1. Problem statement.

2. Relative formulas
http://en.m.wikipedia.org/wiki/Torsion_spring

3. Attempt.
Part a)
Since I am given the arc length S and radius, I use the equation s = r(theta) and I solve for theta, with r being the length of the rod and the addition of the radius of the ball.

Now I need to find torque, which is given since I know the radius and the force.

Now applying the equation t = k(theta) , I just solve for k.

Part b)
For this part I need to find the center of mass of the solid sphere (2/5mr^2) and I added distance from the axis of rotation by parallel axis theorem (ML^2)

Now I can find the period by using the equation 2(pi) * sqrt(I/k) since I have I and K.

Part c)
I'm thinking the work done by bending the spring would just be the equation 1/2k(theta^2)

2. May 6, 2013

### haruspex

Be careful here. When the sphere has moved through an arc of θ, it will have rotated about its centre by rather more. This is because the rod is not a rigid rod sprung at its base.

3. May 7, 2013

### freshcoast

Hmm, I am having trouble understanding this. The Moment of inertia of a solid sphere is (2/5 * MR^2) and you're saying that since the rod it is connected to is not a rigid rod, it would have rotated about its center more? I don't see what changes in my attempt, is the parallel axis theorem still valid? I think the ML^2 is for solid cylinders, is that the value that need's to be modified?

4. May 7, 2013

### haruspex

It is and it isn't, depending on how you are applying it.
If you think of the motion of the ball as consisting of two components, one about its mass centre, plus the motion of its mass centre about the base of the rod, then it has two corresponding moments of inertia, ml2 and 2mr2/5. In general, these two motions can have different angular accelerations, αl and αr.
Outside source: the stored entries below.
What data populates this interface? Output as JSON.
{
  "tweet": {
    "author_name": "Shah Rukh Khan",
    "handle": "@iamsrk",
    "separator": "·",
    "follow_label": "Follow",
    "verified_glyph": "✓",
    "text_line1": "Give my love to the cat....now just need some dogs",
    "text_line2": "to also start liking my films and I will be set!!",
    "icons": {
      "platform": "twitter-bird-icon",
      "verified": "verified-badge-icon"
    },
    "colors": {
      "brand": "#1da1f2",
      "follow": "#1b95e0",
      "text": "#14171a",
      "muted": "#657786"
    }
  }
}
The total torque would then be αlml2 + 2αrmr2/5. In the common case, the two angular accelerations are the same, producing the usual parallel axis theorem result: αm(l2 + 2r2/5). But here they will be different.
With a little calculus, I can show that for small oscillations αr = 3αl/2. However, this is the third problem I've seen that you have posted from this source, and the other two both had serious flaws in their descriptions. So I'm not sure whether you are supposed to go into this level of analysis or treat the rod as rigid.